Hochul Deciding On Possible Veto Of New York’s Mail-In Vote Act
In 2021, New York State voters convincingly rejected a referendum to expand mail-in voting. In an attempt to circumvent the wishes of their constituents, the state Senate and Assembly passed The New York Early Voter Act on June 9th.
Now the decision, whether or not to support the legislature's underhanded act, lies on the desk of Governor Kathy Hochul. Vetoing the bill would challenge the governor's relationship with her own party. However, going against the wishes of the voters has its own ramifications.
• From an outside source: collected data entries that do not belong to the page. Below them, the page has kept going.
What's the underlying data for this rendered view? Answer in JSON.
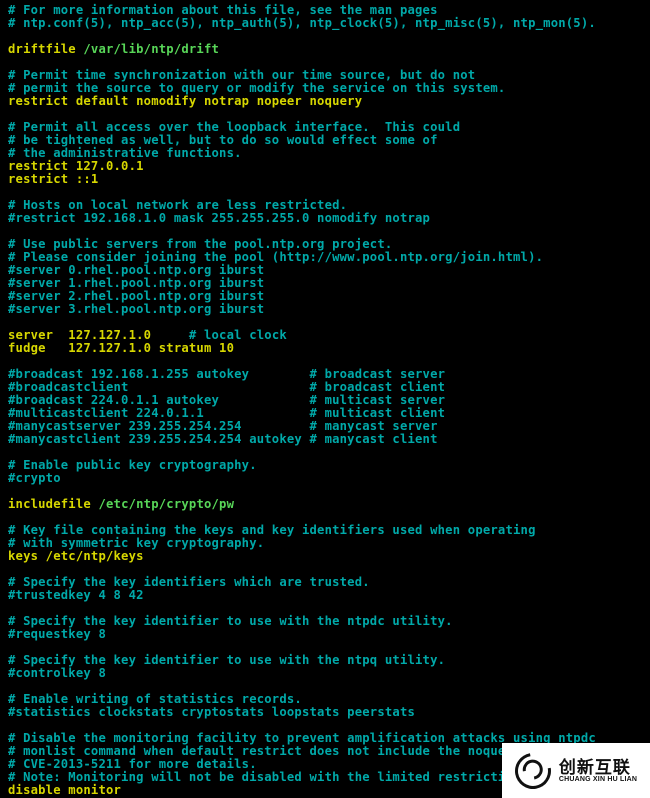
{
  "lines": [
    [
      {
        "cls": "c",
        "text": "# For more information about this file, see the man pages"
      }
    ],
    [
      {
        "cls": "c",
        "text": "# ntp.conf(5), ntp_acc(5), ntp_auth(5), ntp_clock(5), ntp_misc(5), ntp_mon(5)."
      }
    ],
    [
      {
        "cls": "c",
        "text": ""
      }
    ],
    [
      {
        "cls": "kw",
        "text": "driftfile "
      },
      {
        "cls": "vg",
        "text": "/var/lib/ntp/drift"
      }
    ],
    [
      {
        "cls": "c",
        "text": ""
      }
    ],
    [
      {
        "cls": "c",
        "text": "# Permit time synchronization with our time source, but do not"
      }
    ],
    [
      {
        "cls": "c",
        "text": "# permit the source to query or modify the service on this system."
      }
    ],
    [
      {
        "cls": "kw",
        "text": "restrict default nomodify notrap nopeer noquery"
      }
    ],
    [
      {
        "cls": "c",
        "text": ""
      }
    ],
    [
      {
        "cls": "c",
        "text": "# Permit all access over the loopback interface.  This could"
      }
    ],
    [
      {
        "cls": "c",
        "text": "# be tightened as well, but to do so would effect some of"
      }
    ],
    [
      {
        "cls": "c",
        "text": "# the administrative functions."
      }
    ],
    [
      {
        "cls": "kw",
        "text": "restrict 127.0.0.1"
      }
    ],
    [
      {
        "cls": "kw",
        "text": "restrict ::1"
      }
    ],
    [
      {
        "cls": "c",
        "text": ""
      }
    ],
    [
      {
        "cls": "c",
        "text": "# Hosts on local network are less restricted."
      }
    ],
    [
      {
        "cls": "c",
        "text": "#restrict 192.168.1.0 mask 255.255.255.0 nomodify notrap"
      }
    ],
    [
      {
        "cls": "c",
        "text": ""
      }
    ],
    [
      {
        "cls": "c",
        "text": "# Use public servers from the pool.ntp.org project."
      }
    ],
    [
      {
        "cls": "c",
        "text": "# Please consider joining the pool (http://www.pool.ntp.org/join.html)."
      }
    ],
    [
      {
        "cls": "c",
        "text": "#server 0.rhel.pool.ntp.org iburst"
      }
    ],
    [
      {
        "cls": "c",
        "text": "#server 1.rhel.pool.ntp.org iburst"
      }
    ],
    [
      {
        "cls": "c",
        "text": "#server 2.rhel.pool.ntp.org iburst"
      }
    ],
    [
      {
        "cls": "c",
        "text": "#server 3.rhel.pool.ntp.org iburst"
      }
    ],
    [
      {
        "cls": "c",
        "text": ""
      }
    ],
    [
      {
        "cls": "kw",
        "text": "server  127.127.1.0     "
      },
      {
        "cls": "c",
        "text": "# local clock"
      }
    ],
    [
      {
        "cls": "kw",
        "text": "fudge   127.127.1.0 stratum 10"
      }
    ],
    [
      {
        "cls": "c",
        "text": ""
      }
    ],
    [
      {
        "cls": "c",
        "text": "#broadcast 192.168.1.255 autokey        # broadcast server"
      }
    ],
    [
      {
        "cls": "c",
        "text": "#broadcastclient                        # broadcast client"
      }
    ],
    [
      {
        "cls": "c",
        "text": "#broadcast 224.0.1.1 autokey            # multicast server"
      }
    ],
    [
      {
        "cls": "c",
        "text": "#multicastclient 224.0.1.1              # multicast client"
      }
    ],
    [
      {
        "cls": "c",
        "text": "#manycastserver 239.255.254.254         # manycast server"
      }
    ],
    [
      {
        "cls": "c",
        "text": "#manycastclient 239.255.254.254 autokey # manycast client"
      }
    ],
    [
      {
        "cls": "c",
        "text": ""
      }
    ],
    [
      {
        "cls": "c",
        "text": "# Enable public key cryptography."
      }
    ],
    [
      {
        "cls": "c",
        "text": "#crypto"
      }
    ],
    [
      {
        "cls": "c",
        "text": ""
      }
    ],
    [
      {
        "cls": "kw",
        "text": "includefile "
      },
      {
        "cls": "vg",
        "text": "/etc/ntp/crypto/pw"
      }
    ],
    [
      {
        "cls": "c",
        "text": ""
      }
    ],
    [
      {
        "cls": "c",
        "text": "# Key file containing the keys and key identifiers used when operating"
      }
    ],
    [
      {
        "cls": "c",
        "text": "# with symmetric key cryptography."
      }
    ],
    [
      {
        "cls": "kw",
        "text": "keys /etc/ntp/keys"
      }
    ],
    [
      {
        "cls": "c",
        "text": ""
      }
    ],
    [
      {
        "cls": "c",
        "text": "# Specify the key identifiers which are trusted."
      }
    ],
    [
      {
        "cls": "c",
        "text": "#trustedkey 4 8 42"
      }
    ],
    [
      {
        "cls": "c",
        "text": ""
      }
    ],
    [
      {
        "cls": "c",
        "text": "# Specify the key identifier to use with the ntpdc utility."
      }
    ],
    [
      {
        "cls": "c",
        "text": "#requestkey 8"
      }
    ],
    [
      {
        "cls": "c",
        "text": ""
      }
    ],
    [
      {
        "cls": "c",
        "text": "# Specify the key identifier to use with the ntpq utility."
      }
    ],
    [
      {
        "cls": "c",
        "text": "#controlkey 8"
      }
    ],
    [
      {
        "cls": "c",
        "text": ""
      }
    ],
    [
      {
        "cls": "c",
        "text": "# Enable writing of statistics records."
      }
    ],
    [
      {
        "cls": "c",
        "text": "#statistics clockstats cryptostats loopstats peerstats"
      }
    ],
    [
      {
        "cls": "c",
        "text": ""
      }
    ],
    [
      {
        "cls": "c",
        "text": "# Disable the monitoring facility to prevent amplification attacks using ntpdc"
      }
    ],
    [
      {
        "cls": "c",
        "text": "# monlist command when default restrict does not include the noquery flag. See"
      }
    ],
    [
      {
        "cls": "c",
        "text": "# CVE-2013-5211 for more details."
      }
    ],
    [
      {
        "cls": "c",
        "text": "# Note: Monitoring will not be disabled with the limited restriction flag."
      }
    ],
    [
      {
        "cls": "kw",
        "text": "disable monitor"
      }
    ]
  ],
  "logo": {
    "cn": "创新互联",
    "en": "CHUANG XIN HU LIAN"
  }
}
Senate Republican leader Rob Ortt of North Tonawanda criticized the bill to Michael Gormley of newsday.com, "Albany Democrats continue to ignore the will of New York residents, who overwhelmingly rejected a similar ballot amendment in 2021. This state has already made it very easy for New Yorkers to cast a ballot without early mail-in voting that will undoubtedly overwhelm local boards of elections and put the integrity of the process at risk.” The Democrats feel differently.
Susan Lerner of Common Cause-NY explained to newsday.com, "Allowing New Yorkers to vote by mail increases voter turnout in harder to reach populations, including young people and voters of color. We know vote by mail works: New York did it successfully in 2020 when faced with the COVID-19 pandemic … not only is this absolutely legal under our Constitution, but the right thing to do.” How can it be the right thing to do if the voters of New York already said no?
With the technology advancements of today, it seems antiquated to be focusing on mail-in voting. The voters of New York already rejected this proposal. Now the governor has to choose between satisfying her Democratic party or the voters that put her in office.